The Effect of Criminal Background Checks on Hiring Ex-Offenders

Authors:

  • Michael A. Stoll, University of California, Los Angeles
  • Shawn D. Bushway, University of Maryland, College Park

Abstract

The rapid rise in the nation’s incarceration rate over the past decade has raised questions about how to successfully reintegrate a growing number of exoffenders. Employment has been shown to be an important factor in reintegration, especially for men over the age of 27 that characterize the majority of individuals released from prison. At the same time, there is substantial evidence that employers discriminate against exprisoners. One policy response that has received considerable attention is to deny employers access to criminal history record information, including movements to "ban the box" asking about criminal history information on job applications.
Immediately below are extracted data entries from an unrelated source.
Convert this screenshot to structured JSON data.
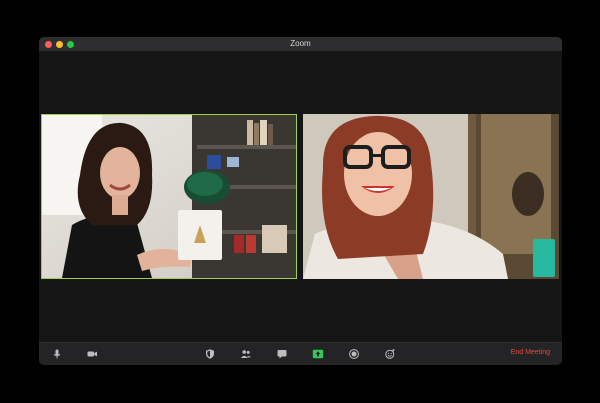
{
  "window": {
    "title": "Zoom",
    "accent": "#9dd04a"
  },
  "participants": [
    {
      "name": "",
      "role": "active-speaker"
    },
    {
      "name": "",
      "role": "participant"
    }
  ],
  "toolbar": {
    "end_label": "End Meeting",
    "end_color": "#e8483a",
    "share_color": "#35c759",
    "icons": [
      "microphone-icon",
      "video-camera-icon",
      "security-shield-icon",
      "participants-icon",
      "chat-icon",
      "share-screen-icon",
      "record-icon",
      "reactions-icon"
    ]
  }
}
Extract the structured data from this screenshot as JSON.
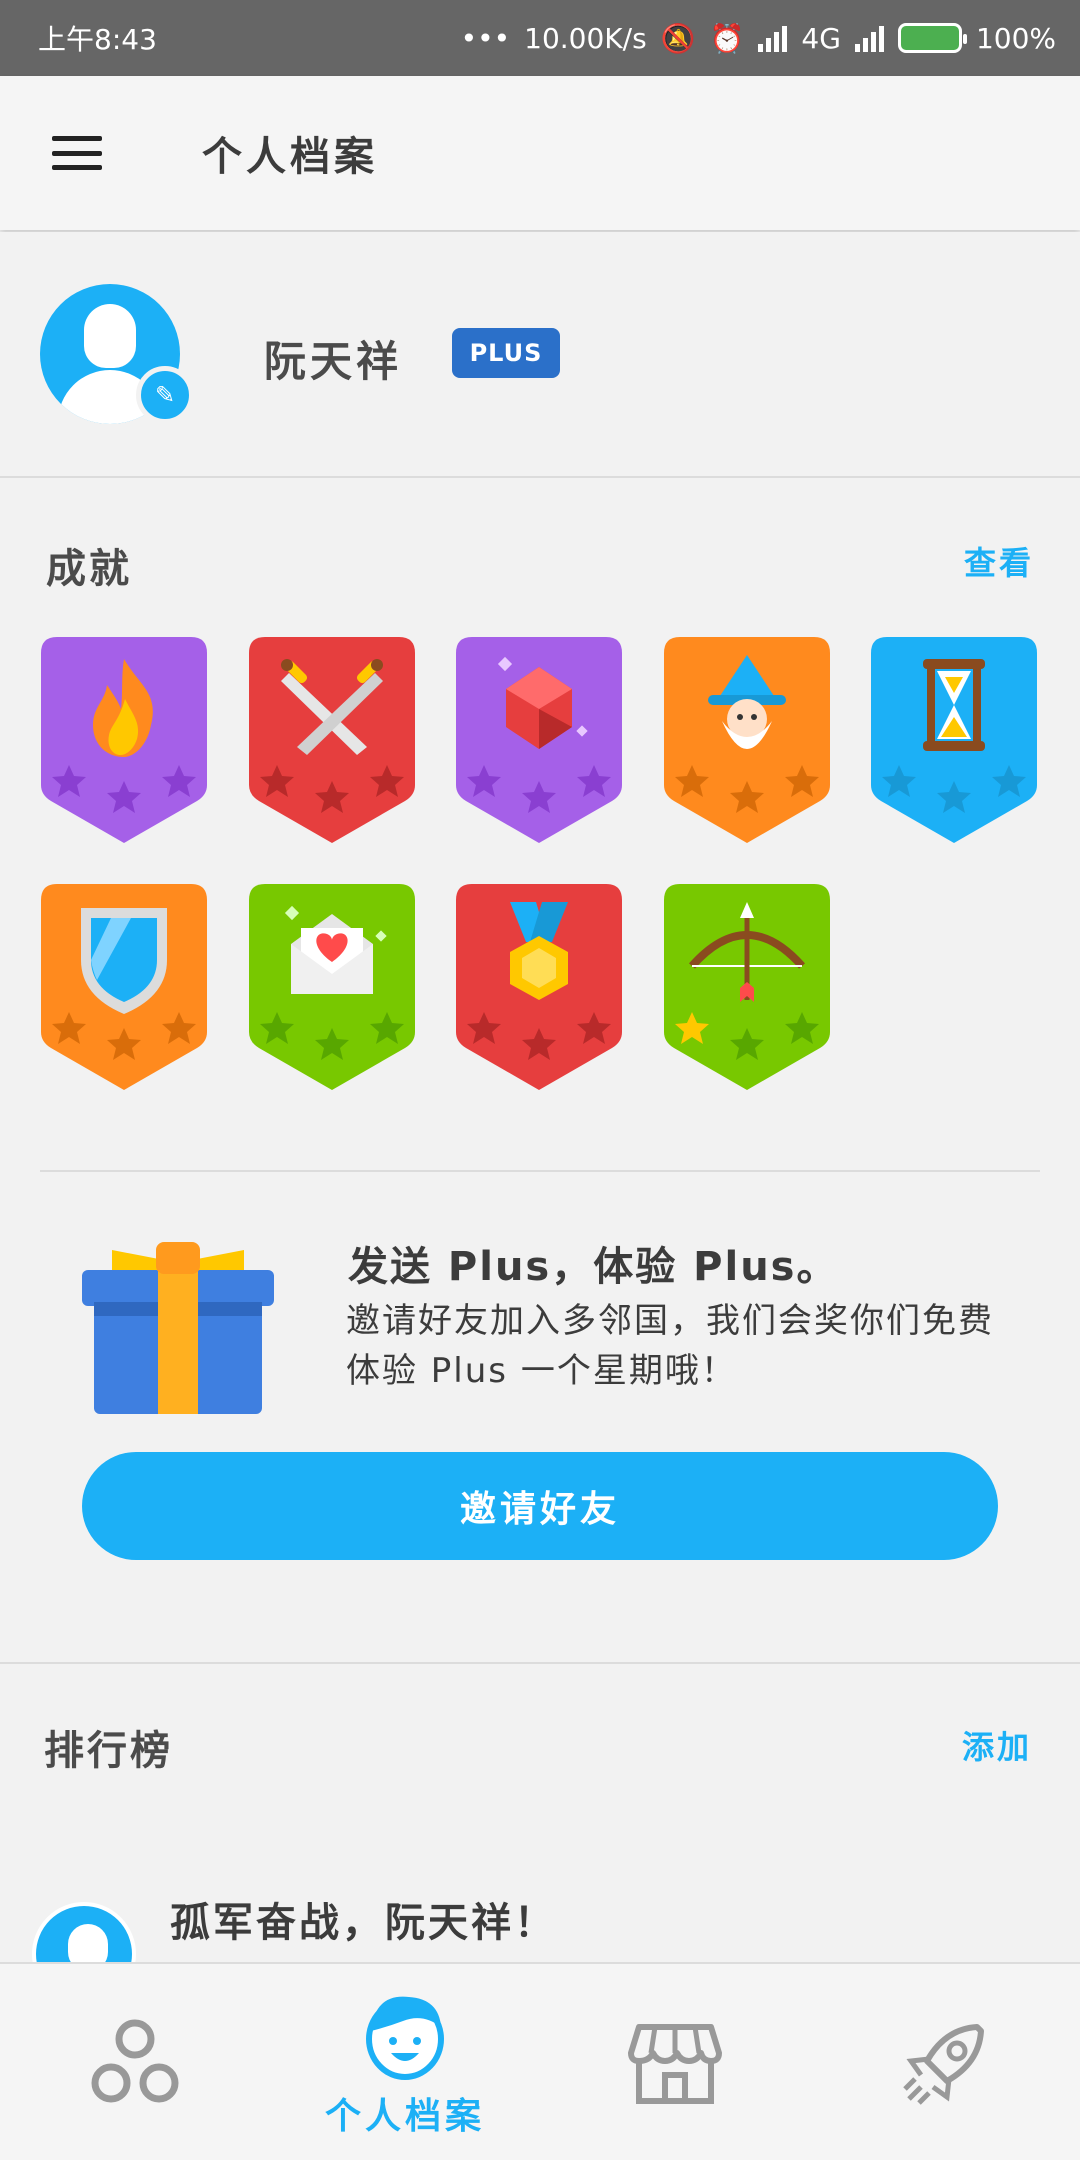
{
  "status_bar": {
    "time": "上午8:43",
    "net_speed": "10.00K/s",
    "network": "4G",
    "battery": "100%"
  },
  "app_bar": {
    "title": "个人档案",
    "menu_icon": "hamburger-menu-icon"
  },
  "profile": {
    "name": "阮天祥",
    "plus_badge": "PLUS",
    "avatar_icon": "user-avatar-icon",
    "edit_icon": "pencil-icon"
  },
  "achievements": {
    "title": "成就",
    "view_link": "查看",
    "badges": [
      {
        "icon": "flame-icon",
        "color": "#a560e8",
        "stars_earned": 0
      },
      {
        "icon": "crossed-swords-icon",
        "color": "#e63e3e",
        "stars_earned": 0
      },
      {
        "icon": "gem-icon",
        "color": "#a560e8",
        "stars_earned": 0
      },
      {
        "icon": "wizard-icon",
        "color": "#ff8a1e",
        "stars_earned": 0
      },
      {
        "icon": "hourglass-icon",
        "color": "#1cb0f6",
        "stars_earned": 0
      },
      {
        "icon": "shield-icon",
        "color": "#ff8a1e",
        "stars_earned": 0
      },
      {
        "icon": "love-letter-icon",
        "color": "#78c800",
        "stars_earned": 0
      },
      {
        "icon": "medal-icon",
        "color": "#e63e3e",
        "stars_earned": 0
      },
      {
        "icon": "bow-arrow-icon",
        "color": "#78c800",
        "stars_earned": 1
      }
    ]
  },
  "promo": {
    "title": "发送 Plus，体验 Plus。",
    "description": "邀请好友加入多邻国，我们会奖你们免费体验 Plus 一个星期哦！",
    "button": "邀请好友",
    "icon": "gift-box-icon"
  },
  "leaderboard": {
    "title": "排行榜",
    "add_link": "添加",
    "message": "孤军奋战，阮天祥！"
  },
  "bottom_nav": {
    "items": [
      {
        "icon": "learn-circles-icon",
        "label": "",
        "active": false
      },
      {
        "icon": "profile-face-icon",
        "label": "个人档案",
        "active": true
      },
      {
        "icon": "shop-icon",
        "label": "",
        "active": false
      },
      {
        "icon": "rocket-icon",
        "label": "",
        "active": false
      }
    ]
  },
  "colors": {
    "accent": "#1cb0f6",
    "plus_badge": "#2b70c9",
    "status_bar": "#666666"
  }
}
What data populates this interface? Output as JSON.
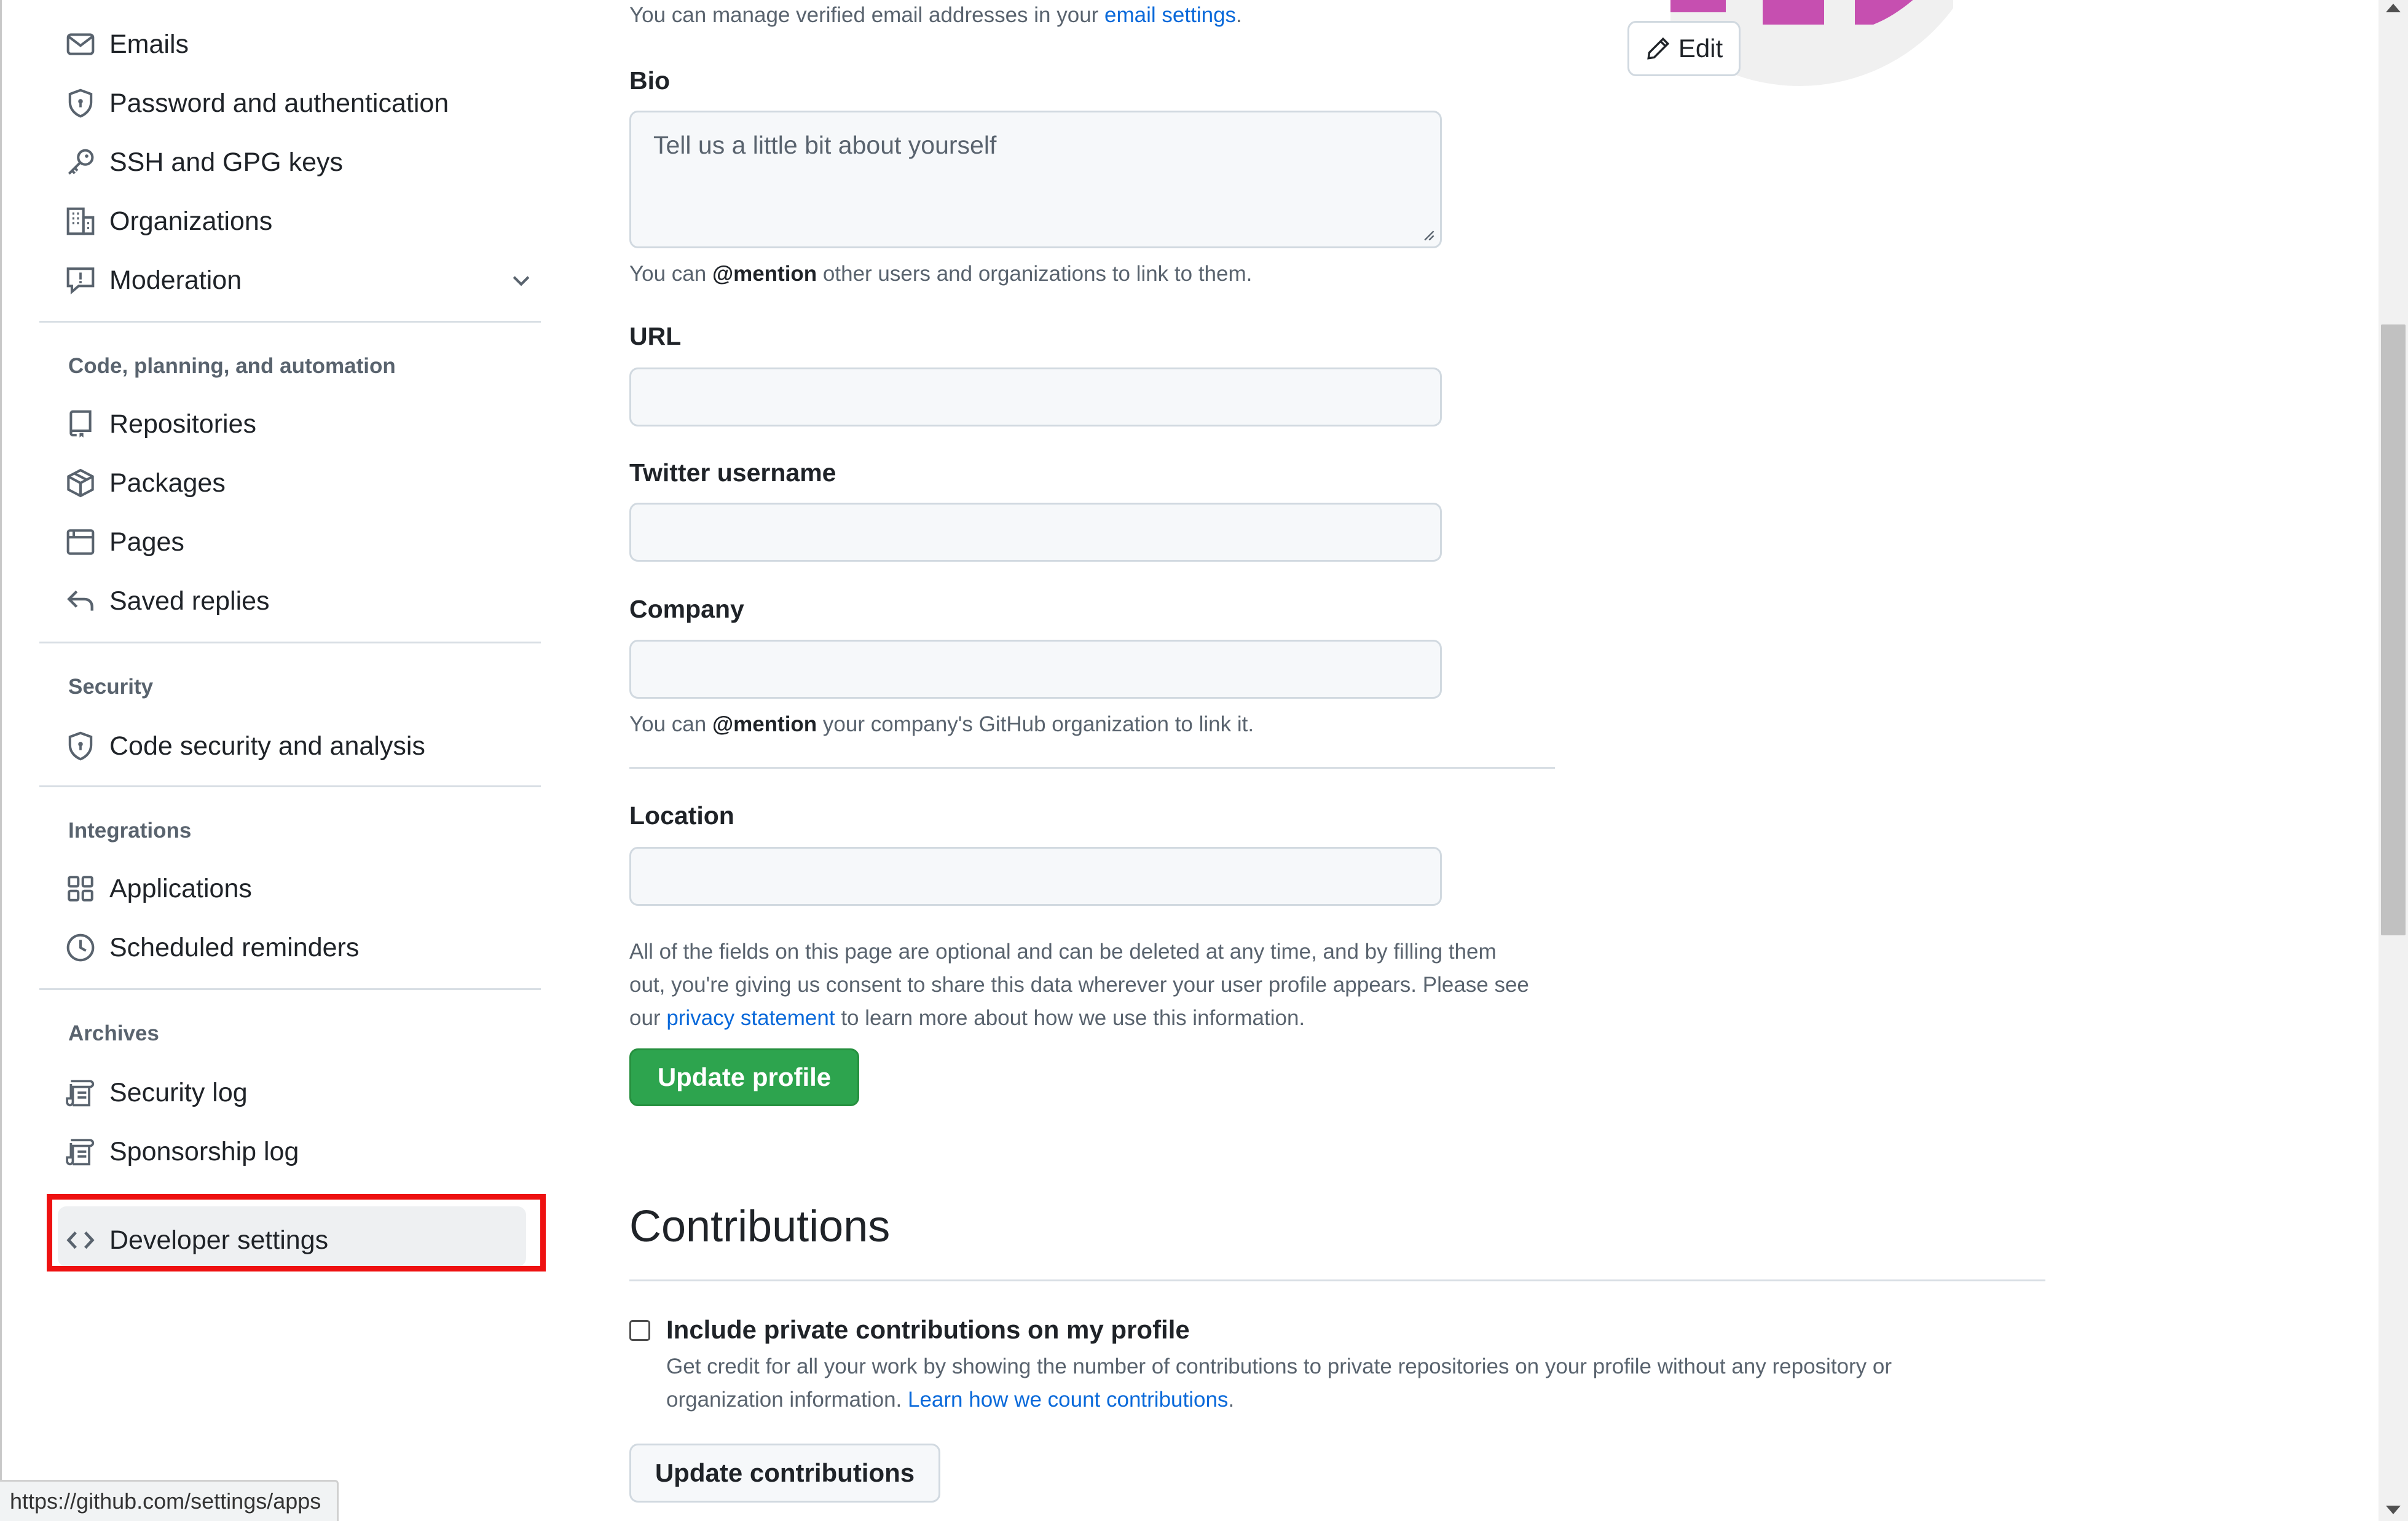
{
  "sidebar": {
    "items_top": [
      {
        "label": "Emails",
        "icon": "mail-icon"
      },
      {
        "label": "Password and authentication",
        "icon": "shield-lock-icon"
      },
      {
        "label": "SSH and GPG keys",
        "icon": "key-icon"
      },
      {
        "label": "Organizations",
        "icon": "organization-icon"
      },
      {
        "label": "Moderation",
        "icon": "report-icon"
      }
    ],
    "section_code": {
      "title": "Code, planning, and automation",
      "items": [
        {
          "label": "Repositories",
          "icon": "repo-icon"
        },
        {
          "label": "Packages",
          "icon": "package-icon"
        },
        {
          "label": "Pages",
          "icon": "browser-icon"
        },
        {
          "label": "Saved replies",
          "icon": "reply-icon"
        }
      ]
    },
    "section_security": {
      "title": "Security",
      "items": [
        {
          "label": "Code security and analysis",
          "icon": "shield-lock-icon"
        }
      ]
    },
    "section_integrations": {
      "title": "Integrations",
      "items": [
        {
          "label": "Applications",
          "icon": "apps-icon"
        },
        {
          "label": "Scheduled reminders",
          "icon": "clock-icon"
        }
      ]
    },
    "section_archives": {
      "title": "Archives",
      "items": [
        {
          "label": "Security log",
          "icon": "log-icon"
        },
        {
          "label": "Sponsorship log",
          "icon": "log-icon"
        }
      ]
    },
    "developer_settings": {
      "label": "Developer settings",
      "icon": "code-icon"
    }
  },
  "form": {
    "email_note_prefix": "You can manage verified email addresses in your ",
    "email_note_link": "email settings",
    "email_note_suffix": ".",
    "bio_label": "Bio",
    "bio_placeholder": "Tell us a little bit about yourself",
    "bio_help_prefix": "You can ",
    "bio_help_mention": "@mention",
    "bio_help_suffix": " other users and organizations to link to them.",
    "url_label": "URL",
    "url_value": "",
    "twitter_label": "Twitter username",
    "twitter_value": "",
    "company_label": "Company",
    "company_value": "",
    "company_help_prefix": "You can ",
    "company_help_mention": "@mention",
    "company_help_suffix": " your company's GitHub organization to link it.",
    "location_label": "Location",
    "location_value": "",
    "optional_note_1": "All of the fields on this page are optional and can be deleted at any time, and by filling them",
    "optional_note_2": "out, you're giving us consent to share this data wherever your user profile appears. Please see",
    "optional_note_3_prefix": "our ",
    "optional_note_3_link": "privacy statement",
    "optional_note_3_suffix": " to learn more about how we use this information.",
    "update_profile_label": "Update profile"
  },
  "contributions": {
    "heading": "Contributions",
    "checkbox_label": "Include private contributions on my profile",
    "checkbox_checked": false,
    "desc_line1": "Get credit for all your work by showing the number of contributions to private repositories on your profile without any repository or",
    "desc_line2_prefix": "organization information. ",
    "desc_line2_link": "Learn how we count contributions",
    "desc_line2_suffix": ".",
    "update_label": "Update contributions"
  },
  "avatar": {
    "edit_label": "Edit",
    "accent_color": "#c64fb0"
  },
  "statusbar": {
    "url": "https://github.com/settings/apps"
  },
  "colors": {
    "link": "#0969da",
    "primary_button": "#2da44e",
    "highlight": "#ee1111"
  }
}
The assumption underlying this movement is that knowledge of exoffender status leads directly to a refusal to hire. An alternative view is that some employers care about the characteristics of the criminal history record, and use information about criminal history in a more nuanced, nondiscrete way. This paper explores this question using unique establishment-level data collected in Los Angeles in 2001. On average, we replicate the now common finding that employer initiated criminal background checks is negatively related to the hiring of exoffenders. However, this negative effect is less than complete. The effect is strongly negative for those employers that are legally required to check. But some employers appear to check to gain additional information about exoffenders (and thus hire more exoffenders than other employers), while checking appears to have no affect on hiring exoffenders for those employers not legally required to check. Therefore, initiatives aimed at restricting background checks for those firms not legally required to check may not have the desired consequences of increasing exoffender employment.